Jiang Ning, Leach Lindsey J, Hu Xiaohua, Potokina Elena, Jia Tianye, Druka Arnis, Waugh Robbie, Kearsey Michael J, Luo Zewei W
School of Biosciences, The University of Birmingham, Edgbaston Birmingham B15 2TT, England, UK.
BMC Bioinformatics. 2008 Jun 17;9:284. doi: 10.1186/1471-2105-9-284.
Affymetrix high density oligonucleotide expression arrays are widely used across all fields of biological research for measuring genome-wide gene expression. An important step in processing oligonucleotide microarray data is to produce a single value for the gene expression level of an RNA transcript using one of a growing number of statistical methods. The challenge for the researcher is to decide on the most appropriate method to use to address a specific biological question with a given dataset. Although several research efforts have focused on assessing performance of a few methods in evaluating gene expression from RNA hybridization experiments with different datasets, the relative merits of the methods currently available in the literature for evaluating genome-wide gene expression from Affymetrix microarray data collected from real biological experiments remain actively debated.
The present study reports a comprehensive survey of the performance of all seven commonly used methods in evaluating genome-wide gene expression from a well-designed experiment using Affymetrix microarrays. The experiment profiled eight genetically divergent barley cultivars each with three biological replicates. The dataset so obtained confers a balanced and idealized structure for the present analysis. The methods were evaluated on their sensitivity for detecting differentially expressed genes, reproducibility of expression values across replicates, and consistency in calling differentially expressed genes. The number of genes detected as differentially expressed among methods differed by a factor of two or more at a given false discovery rate (FDR) level.
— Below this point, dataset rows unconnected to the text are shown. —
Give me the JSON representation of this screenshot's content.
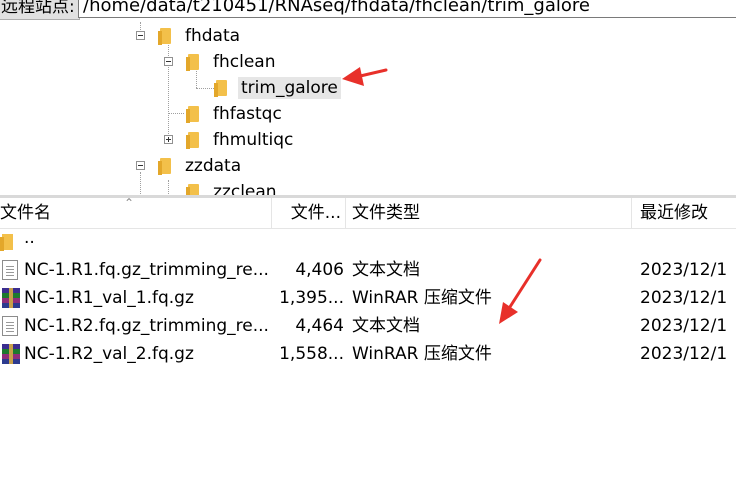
{
  "pathbar": {
    "site_label": "远程站点:",
    "path_value": "/home/data/t210451/RNAseq/fhdata/fhclean/trim_galore"
  },
  "tree": {
    "fhdata": "fhdata",
    "fhclean": "fhclean",
    "trim_galore": "trim_galore",
    "fhfastqc": "fhfastqc",
    "fhmultiqc": "fhmultiqc",
    "zzdata": "zzdata",
    "zzclean": "zzclean"
  },
  "list": {
    "headers": {
      "name": "文件名",
      "size": "文件...",
      "type": "文件类型",
      "modified": "最近修改"
    },
    "parent_dir": "..",
    "rows": [
      {
        "name": "NC-1.R1.fq.gz_trimming_re...",
        "size": "4,406",
        "type": "文本文档",
        "modified": "2023/12/1",
        "icon": "text-file-icon"
      },
      {
        "name": "NC-1.R1_val_1.fq.gz",
        "size": "1,395...",
        "type": "WinRAR 压缩文件",
        "modified": "2023/12/1",
        "icon": "winrar-archive-icon"
      },
      {
        "name": "NC-1.R2.fq.gz_trimming_re...",
        "size": "4,464",
        "type": "文本文档",
        "modified": "2023/12/1",
        "icon": "text-file-icon"
      },
      {
        "name": "NC-1.R2_val_2.fq.gz",
        "size": "1,558...",
        "type": "WinRAR 压缩文件",
        "modified": "2023/12/1",
        "icon": "winrar-archive-icon"
      }
    ]
  },
  "annotation_color": "#e8302a"
}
Moreover, we propose the use of genes containing single feature polymorphisms (SFPs) as an empirical test for comparison among methods for the ability to detect true differential gene expression on the basis that SFPs largely correspond to cis-acting expression regulators. The PDNN method demonstrated superiority over all other methods in every comparison, whilst the default Affymetrix MAS5.0 method was clearly inferior.
A comprehensive assessment of seven commonly used data extraction methods based on an extensive barley Affymetrix gene expression dataset has shown that the PDNN method has superior performance for the detection of differentially expressed genes.
Affymetrix高密度寡核苷酸表达阵列在生物学研究的各个领域被广泛用于测量全基因组基因表达。处理寡核苷酸微阵列数据的一个重要步骤是使用越来越多的统计方法之一为RNA转录本的基因表达水平生成一个单一值。研究人员面临的挑战是决定使用最合适的方法来解决给定数据集中的特定生物学问题。尽管有几项研究致力于评估少数几种方法在使用不同数据集评估RNA杂交实验中基因表达的性能,但目前文献中用于评估从真实生物学实验收集的Affymetrix微阵列数据的全基因组基因表达的方法的相对优点仍在激烈争论中。
本研究报告了对所有七种常用方法在使用Affymetrix微阵列的精心设计实验中评估全基因组基因表达性能的全面调查。该实验分析了八个遗传差异较大的大麦品种,每个品种有三个生物学重复。如此获得的数据集为当前分析赋予了平衡且理想化的结构。对这些方法在检测差异表达基因的敏感性、重复样本间表达值的可重复性以及调用差异表达基因的一致性方面进行了评估。在给定的错误发现率(FDR)水平下,不同方法检测到的差异表达基因数量相差两倍或更多。此外,我们建议使用包含单特征多态性(SFP)的基因作为一种经验测试,以比较各方法检测真正差异基因表达的能力,因为SFP在很大程度上对应于顺式作用表达调节因子。在每次比较中,PDNN方法都显示出优于所有其他方法,而默认的Affymetrix MAS5.0方法明显较差。
基于广泛的大麦Affymetrix基因表达数据集对七种常用数据提取方法进行的全面评估表明,PDNN方法在检测差异表达基因方面具有卓越性能。